Dwarf planets, dwarf continents, and the year of the potato
Sunday, August 27th, 2006So Pluto isn’t a planet anymore, at least in the opinion of the majority of voters at this year’s meeting of the International Astronomical Union (IAU).
I assume that astronomers need to categorize celestial bodies for some important reasons (perhaps teaching), and I gather that the new definitions of planets and dwarf planets are useful to them and their students.
But nevertheless, I don’t think the IAU–or anybody else–should authoritatively decide which celestial bodies may be called a planet and which may not.
The cateogry of planets is not one that (mainly) concerns experts: Planets are not asteroids, organic molecules, marsupials, or negligence.
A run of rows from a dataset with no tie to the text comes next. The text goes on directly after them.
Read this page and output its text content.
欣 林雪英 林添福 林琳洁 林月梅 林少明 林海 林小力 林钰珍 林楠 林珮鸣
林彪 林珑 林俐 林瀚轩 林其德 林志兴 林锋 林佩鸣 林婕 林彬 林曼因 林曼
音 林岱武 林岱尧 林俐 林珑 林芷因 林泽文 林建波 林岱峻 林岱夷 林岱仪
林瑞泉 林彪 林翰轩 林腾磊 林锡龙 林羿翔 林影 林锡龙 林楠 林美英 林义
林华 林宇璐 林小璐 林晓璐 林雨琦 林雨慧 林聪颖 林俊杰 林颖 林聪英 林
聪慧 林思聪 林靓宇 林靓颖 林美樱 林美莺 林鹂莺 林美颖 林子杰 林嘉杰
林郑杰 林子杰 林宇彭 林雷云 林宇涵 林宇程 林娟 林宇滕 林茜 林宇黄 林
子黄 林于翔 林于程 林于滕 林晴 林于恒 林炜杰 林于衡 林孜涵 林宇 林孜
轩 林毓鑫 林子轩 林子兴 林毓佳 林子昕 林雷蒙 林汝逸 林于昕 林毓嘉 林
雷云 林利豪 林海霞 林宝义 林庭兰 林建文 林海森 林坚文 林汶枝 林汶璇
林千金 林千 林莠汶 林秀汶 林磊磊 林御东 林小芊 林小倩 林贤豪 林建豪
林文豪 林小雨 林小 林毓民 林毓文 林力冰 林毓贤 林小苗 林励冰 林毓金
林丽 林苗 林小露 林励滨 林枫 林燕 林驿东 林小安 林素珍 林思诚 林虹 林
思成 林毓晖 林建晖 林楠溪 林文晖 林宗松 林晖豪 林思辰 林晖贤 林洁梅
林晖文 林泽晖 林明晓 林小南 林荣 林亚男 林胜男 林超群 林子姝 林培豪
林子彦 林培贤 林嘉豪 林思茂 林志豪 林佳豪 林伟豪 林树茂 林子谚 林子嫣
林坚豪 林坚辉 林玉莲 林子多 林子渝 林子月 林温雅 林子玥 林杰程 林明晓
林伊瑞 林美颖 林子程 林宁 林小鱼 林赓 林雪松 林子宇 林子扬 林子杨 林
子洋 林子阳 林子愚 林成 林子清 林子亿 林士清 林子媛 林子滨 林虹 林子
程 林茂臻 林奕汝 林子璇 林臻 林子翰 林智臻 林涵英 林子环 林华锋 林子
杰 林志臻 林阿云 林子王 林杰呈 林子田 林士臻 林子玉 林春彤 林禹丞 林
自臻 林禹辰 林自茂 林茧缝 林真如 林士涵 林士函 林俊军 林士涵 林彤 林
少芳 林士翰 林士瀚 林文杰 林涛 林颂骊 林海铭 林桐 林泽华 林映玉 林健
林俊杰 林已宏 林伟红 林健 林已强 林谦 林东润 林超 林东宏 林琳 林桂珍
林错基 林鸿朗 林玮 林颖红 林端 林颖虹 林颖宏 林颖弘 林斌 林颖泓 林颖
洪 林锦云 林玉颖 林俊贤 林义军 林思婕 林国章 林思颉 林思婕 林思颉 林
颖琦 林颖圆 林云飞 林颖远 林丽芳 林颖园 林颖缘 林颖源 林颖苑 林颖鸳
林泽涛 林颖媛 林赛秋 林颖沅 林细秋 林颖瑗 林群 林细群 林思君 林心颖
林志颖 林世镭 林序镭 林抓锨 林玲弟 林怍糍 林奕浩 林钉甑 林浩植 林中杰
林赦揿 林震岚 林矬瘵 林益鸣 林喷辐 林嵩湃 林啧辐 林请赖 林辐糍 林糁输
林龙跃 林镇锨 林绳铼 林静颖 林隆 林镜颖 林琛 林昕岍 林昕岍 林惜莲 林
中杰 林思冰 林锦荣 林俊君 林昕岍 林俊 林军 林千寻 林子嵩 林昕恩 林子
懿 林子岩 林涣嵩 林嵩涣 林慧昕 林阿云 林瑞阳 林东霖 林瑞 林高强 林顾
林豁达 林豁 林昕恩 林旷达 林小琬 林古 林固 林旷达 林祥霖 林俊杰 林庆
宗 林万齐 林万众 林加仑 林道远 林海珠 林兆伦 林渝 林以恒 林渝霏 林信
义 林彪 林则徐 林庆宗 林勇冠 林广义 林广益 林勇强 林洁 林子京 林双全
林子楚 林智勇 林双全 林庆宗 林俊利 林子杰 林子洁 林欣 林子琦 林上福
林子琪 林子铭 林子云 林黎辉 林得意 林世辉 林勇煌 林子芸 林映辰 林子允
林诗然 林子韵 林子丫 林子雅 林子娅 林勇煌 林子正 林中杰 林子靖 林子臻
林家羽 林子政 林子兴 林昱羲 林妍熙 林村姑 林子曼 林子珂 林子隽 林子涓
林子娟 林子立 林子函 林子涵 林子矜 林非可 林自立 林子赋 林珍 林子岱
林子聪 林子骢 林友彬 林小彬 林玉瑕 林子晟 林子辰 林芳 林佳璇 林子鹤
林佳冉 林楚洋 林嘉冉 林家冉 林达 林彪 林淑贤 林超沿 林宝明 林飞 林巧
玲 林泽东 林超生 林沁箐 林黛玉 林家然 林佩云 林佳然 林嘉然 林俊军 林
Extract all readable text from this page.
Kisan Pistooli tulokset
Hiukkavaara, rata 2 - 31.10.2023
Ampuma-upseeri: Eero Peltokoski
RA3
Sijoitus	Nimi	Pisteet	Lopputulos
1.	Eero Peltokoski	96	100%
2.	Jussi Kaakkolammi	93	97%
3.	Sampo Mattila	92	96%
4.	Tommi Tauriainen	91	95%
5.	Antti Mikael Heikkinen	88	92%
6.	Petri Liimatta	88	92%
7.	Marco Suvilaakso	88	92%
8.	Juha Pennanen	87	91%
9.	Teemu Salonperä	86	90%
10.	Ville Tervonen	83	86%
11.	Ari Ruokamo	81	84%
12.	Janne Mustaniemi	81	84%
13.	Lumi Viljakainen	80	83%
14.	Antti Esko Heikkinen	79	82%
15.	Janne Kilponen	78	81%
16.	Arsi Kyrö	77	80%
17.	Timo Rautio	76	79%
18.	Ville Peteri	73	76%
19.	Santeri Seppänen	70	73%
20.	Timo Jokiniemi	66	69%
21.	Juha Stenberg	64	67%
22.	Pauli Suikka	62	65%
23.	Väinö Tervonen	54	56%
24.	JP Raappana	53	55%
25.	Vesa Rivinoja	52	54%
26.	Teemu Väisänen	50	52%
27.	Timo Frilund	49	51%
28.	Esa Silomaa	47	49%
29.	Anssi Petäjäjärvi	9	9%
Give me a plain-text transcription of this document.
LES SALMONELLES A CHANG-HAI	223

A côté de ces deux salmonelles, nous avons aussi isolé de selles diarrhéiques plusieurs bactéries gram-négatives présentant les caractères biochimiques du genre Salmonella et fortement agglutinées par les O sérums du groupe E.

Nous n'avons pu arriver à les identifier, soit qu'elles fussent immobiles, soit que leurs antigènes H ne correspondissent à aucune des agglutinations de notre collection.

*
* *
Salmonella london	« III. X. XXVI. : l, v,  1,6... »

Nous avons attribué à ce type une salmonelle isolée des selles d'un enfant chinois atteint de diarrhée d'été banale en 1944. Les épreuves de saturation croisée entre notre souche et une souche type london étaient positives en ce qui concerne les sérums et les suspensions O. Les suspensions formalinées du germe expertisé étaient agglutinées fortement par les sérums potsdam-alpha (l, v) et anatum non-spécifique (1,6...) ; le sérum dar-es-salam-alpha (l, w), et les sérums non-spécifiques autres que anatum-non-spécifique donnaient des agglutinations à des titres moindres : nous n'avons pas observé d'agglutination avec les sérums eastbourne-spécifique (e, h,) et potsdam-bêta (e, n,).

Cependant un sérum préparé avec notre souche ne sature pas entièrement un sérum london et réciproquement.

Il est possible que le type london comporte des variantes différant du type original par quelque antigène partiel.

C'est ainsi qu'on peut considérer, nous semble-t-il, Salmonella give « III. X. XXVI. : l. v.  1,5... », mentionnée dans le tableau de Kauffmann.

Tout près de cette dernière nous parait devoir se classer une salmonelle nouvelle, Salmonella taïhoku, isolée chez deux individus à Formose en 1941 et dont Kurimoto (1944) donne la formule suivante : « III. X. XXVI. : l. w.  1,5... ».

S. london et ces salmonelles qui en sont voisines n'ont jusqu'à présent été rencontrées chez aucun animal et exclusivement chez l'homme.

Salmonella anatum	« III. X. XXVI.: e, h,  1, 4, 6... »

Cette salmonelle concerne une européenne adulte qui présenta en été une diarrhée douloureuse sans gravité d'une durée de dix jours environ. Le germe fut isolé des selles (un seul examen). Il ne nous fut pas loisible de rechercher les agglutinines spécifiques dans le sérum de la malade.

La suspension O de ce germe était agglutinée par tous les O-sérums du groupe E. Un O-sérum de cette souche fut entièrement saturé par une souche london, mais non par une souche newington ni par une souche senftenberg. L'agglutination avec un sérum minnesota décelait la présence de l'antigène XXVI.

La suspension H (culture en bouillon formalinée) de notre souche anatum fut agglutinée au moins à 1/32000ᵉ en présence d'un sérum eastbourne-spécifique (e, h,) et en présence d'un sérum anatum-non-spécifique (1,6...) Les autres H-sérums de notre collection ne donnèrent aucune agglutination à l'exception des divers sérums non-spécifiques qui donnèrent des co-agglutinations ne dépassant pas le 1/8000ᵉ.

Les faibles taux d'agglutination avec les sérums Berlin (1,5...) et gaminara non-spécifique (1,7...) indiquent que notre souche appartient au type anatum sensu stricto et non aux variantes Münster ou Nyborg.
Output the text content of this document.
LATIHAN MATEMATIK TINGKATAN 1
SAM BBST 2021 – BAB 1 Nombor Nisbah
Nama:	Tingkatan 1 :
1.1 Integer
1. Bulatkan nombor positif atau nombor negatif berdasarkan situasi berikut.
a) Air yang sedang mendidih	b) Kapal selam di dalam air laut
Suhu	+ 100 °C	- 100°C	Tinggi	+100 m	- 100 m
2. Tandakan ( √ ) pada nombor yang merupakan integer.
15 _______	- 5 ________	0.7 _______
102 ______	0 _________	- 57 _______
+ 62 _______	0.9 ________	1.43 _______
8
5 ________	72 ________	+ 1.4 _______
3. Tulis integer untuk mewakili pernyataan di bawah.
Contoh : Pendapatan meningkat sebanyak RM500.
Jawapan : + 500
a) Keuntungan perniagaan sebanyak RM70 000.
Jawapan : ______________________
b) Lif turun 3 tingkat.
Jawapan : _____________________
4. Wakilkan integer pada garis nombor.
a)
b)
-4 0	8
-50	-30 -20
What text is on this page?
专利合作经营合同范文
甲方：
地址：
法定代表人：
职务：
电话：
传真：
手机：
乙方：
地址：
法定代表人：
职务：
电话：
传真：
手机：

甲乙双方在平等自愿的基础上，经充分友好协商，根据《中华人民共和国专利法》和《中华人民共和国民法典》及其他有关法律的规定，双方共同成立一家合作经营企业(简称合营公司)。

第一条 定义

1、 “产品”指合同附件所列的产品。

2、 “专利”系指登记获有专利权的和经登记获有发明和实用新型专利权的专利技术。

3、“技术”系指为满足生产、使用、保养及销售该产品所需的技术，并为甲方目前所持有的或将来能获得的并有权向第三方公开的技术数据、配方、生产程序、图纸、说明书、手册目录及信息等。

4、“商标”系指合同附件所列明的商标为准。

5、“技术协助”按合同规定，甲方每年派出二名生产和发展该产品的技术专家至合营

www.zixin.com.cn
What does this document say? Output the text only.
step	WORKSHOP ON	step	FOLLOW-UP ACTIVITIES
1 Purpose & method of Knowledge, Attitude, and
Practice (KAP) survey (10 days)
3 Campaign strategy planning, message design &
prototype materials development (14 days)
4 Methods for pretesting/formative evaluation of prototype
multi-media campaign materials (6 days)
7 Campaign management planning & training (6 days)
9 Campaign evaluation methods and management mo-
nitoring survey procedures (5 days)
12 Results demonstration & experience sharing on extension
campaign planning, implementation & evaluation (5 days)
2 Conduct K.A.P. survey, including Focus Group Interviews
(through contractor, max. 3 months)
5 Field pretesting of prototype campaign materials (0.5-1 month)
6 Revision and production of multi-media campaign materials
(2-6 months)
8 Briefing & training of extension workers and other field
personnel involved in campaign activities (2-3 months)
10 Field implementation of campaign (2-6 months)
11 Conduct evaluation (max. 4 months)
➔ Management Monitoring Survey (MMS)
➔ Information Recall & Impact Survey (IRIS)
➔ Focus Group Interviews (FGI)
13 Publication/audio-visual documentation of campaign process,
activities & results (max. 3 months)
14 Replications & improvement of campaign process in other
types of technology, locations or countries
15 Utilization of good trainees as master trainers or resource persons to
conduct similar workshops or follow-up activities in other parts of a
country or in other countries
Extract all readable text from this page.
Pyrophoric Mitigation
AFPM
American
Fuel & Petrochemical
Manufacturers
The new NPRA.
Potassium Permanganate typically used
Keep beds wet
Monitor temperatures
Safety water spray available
I expect that the majority of the population of the better-educated countries can cite their Roman/Greek names, and many people (but not me!) believe that their constellations directly affect their lives. In addition, the known planets have been hte object of poems, symphonies, and science-fiction literature. Pluto’s inclusion in the canon of planets might also help explain that NASA got $ 700 M of funding for the New Horizons mission to Pluto. It’s hardly imaginable that the same amount would have been allocated to explore a dwarf planet, and not surprisingly, NASA laments:
“Poor New Horizons. When it launched in January 2006 it was with all the prestige of the first spacecraft to study Pluto, the last unvisited planet in the solar system. That changed seven months later, when astronomers decided that Pluto was not a planet. For the time being, New Horizons is at least the first mission to a dwarf planet — the new class of objects into which scientists dumped Pluto.”
The cultural importance of the category of planets should forbid a professional organization to arrogate to itself the authority to define it. Nobody has done that for continents, either, and so there is a number of classification models that co-exist peacefully. Can you imagine that a Geographers’ Society would authoritatively decide that Australia is too small to be a continent and should be categorized as a dwarf continent, together with Greenland? Even if the U.N. tried to do that, most people would rightly think that diplomats have gone mad, just after solemnly declaring 2008 the year of the potato …
Now, things would look different if the IAU’s definition was only for “internal” use among members of the scientific community. But if that were the case, the IAU should and could have made that clear.
It will be interesting for sociologists to see whether people will stick with the old canon of planets or if they submit to the new definition. The latter would mean a significant increase of societal power on the part of the IAU, namely the authority to define certain important cultural categories.